5.4. Limitations of This Study and Future Work
The BioVid dataset focuses on short-term measurements of biophysiological pain reactions with a length of 5.5 s. We hypothesize that longer observations of certain modalities could change their individual contribution. In particular, we are convinced that a longer observation of the heart rate for better capturing its variability should facilitate pain classification. Hence, we identify the need for collecting new datasets which account for the latency in the pain reaction of certain modalities. Moreover, we empirically verified the performance of our proposed approach with experiments on the heat pain dataset BioVid, because it is publicly available and its usage is widely spread. However, it could be an interesting future research perspective to investigate the performance of our MM-SCAAE pretraining framework on pain recognition datasets with diverse pain reasons (e.g., electric shock or tactile pressure). Nevertheless, only the gathering of real-world datasets with distinctive pain reasons will eventually allow for the reliable evaluation of state-of-the-art pain recognition models for practical applicability.

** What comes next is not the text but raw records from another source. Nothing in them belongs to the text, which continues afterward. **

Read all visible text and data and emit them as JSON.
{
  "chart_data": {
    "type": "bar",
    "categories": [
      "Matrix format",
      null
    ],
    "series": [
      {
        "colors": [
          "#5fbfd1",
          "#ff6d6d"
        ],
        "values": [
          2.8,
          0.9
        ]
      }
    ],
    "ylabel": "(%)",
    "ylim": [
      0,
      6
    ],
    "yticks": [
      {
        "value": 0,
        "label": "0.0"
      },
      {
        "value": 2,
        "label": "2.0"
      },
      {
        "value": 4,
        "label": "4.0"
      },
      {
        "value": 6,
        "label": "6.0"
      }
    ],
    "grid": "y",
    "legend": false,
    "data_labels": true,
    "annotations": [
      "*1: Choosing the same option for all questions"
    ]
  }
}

Although our model empirically proved resilience against partial sensor failure, our experiments on modality significance emphasized that performance can still dramatically degenerate if highly contributing sensors are unavailable. However, such degeneration effects should constantly reduce with the inclusion of further sensors. Thus, a promising direction for future work is the exploration of other sensors in the clinical setting (e.g., for respiration or blood pressure) to assure trustworthy pain recognition. Our experimental results demonstrated the generalizability of the proposed MM-SCAAE framework in the challenging domain of pain recognition, where datasets are typically scarce and highly biased through the use of small subject groups. In the case of BioVid, for instance, the whole dataset stems from measurements of merely 87 patients. Moreover, we restrict the application scope of the designed MM-SCAAE pretraining model to multimodal time-series classification. Since we strictly focus in our study on the task of pain recognition, we encourage future research efforts that investigate the general capacity of the MM-SCAAE framework and its sensitivity to parameter settings for a wide spectrum of time-series classification tasks. Due to the introduction of an ordinal SupCon loss, it would be especially interesting to exploit inter-class relationships for improving performance in ordinal classification tasks.

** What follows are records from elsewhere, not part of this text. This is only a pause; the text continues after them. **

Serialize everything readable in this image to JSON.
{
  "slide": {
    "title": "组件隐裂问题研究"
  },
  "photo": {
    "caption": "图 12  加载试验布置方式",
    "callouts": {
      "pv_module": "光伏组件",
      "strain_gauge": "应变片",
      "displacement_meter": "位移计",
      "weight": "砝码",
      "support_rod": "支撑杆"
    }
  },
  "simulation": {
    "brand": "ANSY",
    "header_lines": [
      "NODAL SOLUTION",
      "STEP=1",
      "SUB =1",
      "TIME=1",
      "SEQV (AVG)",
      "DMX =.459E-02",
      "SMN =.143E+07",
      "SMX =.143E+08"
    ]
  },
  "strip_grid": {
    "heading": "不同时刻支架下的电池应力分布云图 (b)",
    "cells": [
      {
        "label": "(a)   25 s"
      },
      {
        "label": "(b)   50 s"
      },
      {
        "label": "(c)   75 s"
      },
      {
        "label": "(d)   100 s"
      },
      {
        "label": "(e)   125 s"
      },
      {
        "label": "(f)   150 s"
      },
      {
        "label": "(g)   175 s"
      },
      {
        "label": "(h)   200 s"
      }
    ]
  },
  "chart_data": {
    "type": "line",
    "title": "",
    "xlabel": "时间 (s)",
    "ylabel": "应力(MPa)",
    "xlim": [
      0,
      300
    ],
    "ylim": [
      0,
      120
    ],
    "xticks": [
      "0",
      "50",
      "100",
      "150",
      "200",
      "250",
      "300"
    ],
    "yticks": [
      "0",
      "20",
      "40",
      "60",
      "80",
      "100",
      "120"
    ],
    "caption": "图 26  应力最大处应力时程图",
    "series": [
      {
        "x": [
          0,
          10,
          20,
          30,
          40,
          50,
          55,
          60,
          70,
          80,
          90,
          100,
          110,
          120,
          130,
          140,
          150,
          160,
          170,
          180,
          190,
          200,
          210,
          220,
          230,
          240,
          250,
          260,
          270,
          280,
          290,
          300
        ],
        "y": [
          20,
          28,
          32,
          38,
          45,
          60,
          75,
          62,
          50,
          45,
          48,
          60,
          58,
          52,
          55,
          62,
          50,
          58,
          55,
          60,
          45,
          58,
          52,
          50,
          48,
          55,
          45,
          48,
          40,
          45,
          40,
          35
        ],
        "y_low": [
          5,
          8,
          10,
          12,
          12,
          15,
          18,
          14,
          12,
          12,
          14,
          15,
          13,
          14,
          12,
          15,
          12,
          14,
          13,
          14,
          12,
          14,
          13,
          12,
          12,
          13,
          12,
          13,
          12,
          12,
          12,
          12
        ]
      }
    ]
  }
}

The core contribution of our study concerns the technical realization of automated pain recognition systems based on the BioVid heat pain database, which originates from a controlled experiment with healthy probands and standardized environmental factors. We briefly mentioned in our work that in realistic clinical settings patients suffer from diseases, receive medication and may be exposed to external factors, which may drastically change pain-related body reactions. Nevertheless, we did not provide a structural guidance for the hard requirements on pain recognition systems that may arise in a real-world setting. More precisely, our technically oriented study did neither examine the influence of interference factors (e.g., mental conditions, diseases or medication) nor cover the aspect of patient diversity (e.g., ethnic or cultural background) on the resulting performance of pain recognition models. It is necessary to address all these aspects in future research attempts to promote trustworthiness in automated pain recognition. Due to the intrusion of such systems into the subjective perception of individuals, practical applications must ultimately be accompanied with medical ethics and regulatory compliance to prevent the potential misuse of this sensitive information.